Ханфштенгль взглянул на него — и заметил, что тому явно стало немного лучше. Во всяком случае, с лица сбежала бледность.
Ширах предупредил его вопрос:
— Вы так спокойны, кажется, на меня это оказывает целительное воздействие. Посидите рядом еще, герр Ханфштенгль, а ну как у меня и совсем голова пройдет?..
Это «герр Ханфштенгль» резануло, несмотря на то, что Ширах говорил тихо и без малейшего иронического подтекста… а может, именно поэтому.
А еще, понял Ханфштенгль, и потому, что я первый начал — а он поддержал — это самое «герр», когда можно было обойтись «геноссе».
— Не зовите меня так, — сказал он.
— А как мне вас звать? Не Пуци же?
— Хоть и Пуци. Это совершенно неоскорбительно.
— Ну да, да, — отозвался Ширах уже почти едко, — я, если б меня называли Катце, считал бы это совершенно неоскорбительным.
Ханфштенгль невольно усмехнулся: он как-то сразу понял, что Шираха кто-то так называл… только не на людях, конечно, а… Впрочем, какая разница, кто и где. В этом прозвище содержалось ничуть не меньше иронии, чем в его собственном. На котеночка Ширах походил никак не больше, чем сам Пуци на чистюлю. Наверно, тот, кто звал его так, не любил его. Наверно, тот… А это ближе к разгадке, чем все домыслы. Если не есть разгадка… И зачем же Ширах вообще упомянул об этом?..

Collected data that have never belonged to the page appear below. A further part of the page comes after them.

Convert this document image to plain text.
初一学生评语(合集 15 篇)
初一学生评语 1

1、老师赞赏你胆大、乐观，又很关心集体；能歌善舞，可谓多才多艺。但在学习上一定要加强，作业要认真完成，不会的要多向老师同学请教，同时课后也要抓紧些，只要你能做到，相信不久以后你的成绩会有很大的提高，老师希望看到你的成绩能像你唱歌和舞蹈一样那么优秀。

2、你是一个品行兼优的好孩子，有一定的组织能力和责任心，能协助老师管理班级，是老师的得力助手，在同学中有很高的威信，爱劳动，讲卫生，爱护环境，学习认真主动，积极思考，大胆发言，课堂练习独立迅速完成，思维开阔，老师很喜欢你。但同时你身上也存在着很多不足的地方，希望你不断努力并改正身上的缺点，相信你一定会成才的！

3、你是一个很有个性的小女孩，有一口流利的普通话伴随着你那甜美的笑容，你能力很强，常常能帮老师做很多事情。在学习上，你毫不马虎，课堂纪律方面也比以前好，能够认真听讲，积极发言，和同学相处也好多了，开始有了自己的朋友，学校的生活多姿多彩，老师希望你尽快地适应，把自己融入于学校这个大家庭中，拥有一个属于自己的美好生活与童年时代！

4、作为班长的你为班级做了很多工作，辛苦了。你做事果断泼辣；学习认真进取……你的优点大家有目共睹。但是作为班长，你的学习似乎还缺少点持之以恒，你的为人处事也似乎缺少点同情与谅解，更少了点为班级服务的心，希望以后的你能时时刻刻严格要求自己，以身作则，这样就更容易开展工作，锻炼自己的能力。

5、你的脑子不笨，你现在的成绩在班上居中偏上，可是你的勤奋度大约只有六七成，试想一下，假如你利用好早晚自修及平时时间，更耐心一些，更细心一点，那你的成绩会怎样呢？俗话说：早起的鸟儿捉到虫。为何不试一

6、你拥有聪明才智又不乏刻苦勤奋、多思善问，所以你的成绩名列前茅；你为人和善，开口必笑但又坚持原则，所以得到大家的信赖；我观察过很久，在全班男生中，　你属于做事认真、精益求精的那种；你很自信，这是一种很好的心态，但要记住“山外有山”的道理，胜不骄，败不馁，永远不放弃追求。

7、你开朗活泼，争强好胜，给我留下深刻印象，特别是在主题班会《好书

Ханфштенгль остался совершенно невозмутимым с виду, хотя в душе его запорхали демоны вроде летучих мышей, вопя противными визгливыми голосами… С ним бывало такое — сразу и вдруг приходил момент истины — истины о человеке, с которым он Пуци-Ханфштенгль, имел дело.
О фюрере, например — и тогда Пуци испугался.
И о Ширахе теперь — и Ханфштенгль содрогнулся…
И, как в первом случае почти сразу пришла обреченность, сейчас явилась жалость. Бедный парень, бедный. Не чета этим ублюдкам Рёму и Хайнесу. Красивый, умный, одаренный мальчишка — и такое несчастье. Ведь женщины — это такое чудо. Взять хоть Хелен… да, Хелен… а впрочем, да ну ее.
Ханфштенглю сразу, как и тогда, в первый раз, показалось, что тот, о ком он уже все знает, знает об этом его знании — и потому он уставился на стенку, пока не услышал голос Шираха:
— Давайте хотя бы по именам. Не люблю, когда говорят «партайгеноссе». Эрнст, да ведь?
— Да, Бальдур.
— О чем вы думали?
— О женщинах, — спокойно ответил Ханфштенгль. Он действительно был теперь спокоен…почти. Все, что его тревожило в этом парнишке, нашло объяснение, и теперь Ханфштенгль старался только, чтоб не показать, никак не проявить то, что он к нему испытывал — жалость, сочувствие. Никакой брезгливости, нет. Мне, наверное, просто везло на таких людей, думал он. Он хорошо знал всего трех гомосексуалистов за всю жизнь — и они не вызывали у него ничего похожего на гадливость. Просто они были другие, не совсем такие, как все… ну и что? Гениальные люди тоже были не такие, как все. Вот и фюрер совершенно не такой, как все… Но фюрер и покойные гении не принимали сочувствия и не нуждались в жалости. Не то что эти, о которых в приличном обществе не говорят…
— А что вы думаете о женщинах?
— Я?
— Да, да.
— Я думаю, что они прекрасны, — тихо сказал Ханфштенгль, — что они прекраснейшие создания на свете, Бальдур.
— Хотел бы я быть женщиной, — тут же отозвался Ширах.
— Что?..
— Ничего, ничего. Послушайте… давайте сыграем, а?
— ЧТО?..
— Ну вон же… рояль. В четыре руки, а?
— Вам, Бальдур, до сих пор не дает покоя то, что я не дал вам стать музыкантом, когда вам было 17?
— Да я счастлив, что вы освободили меня от этой… обязанности.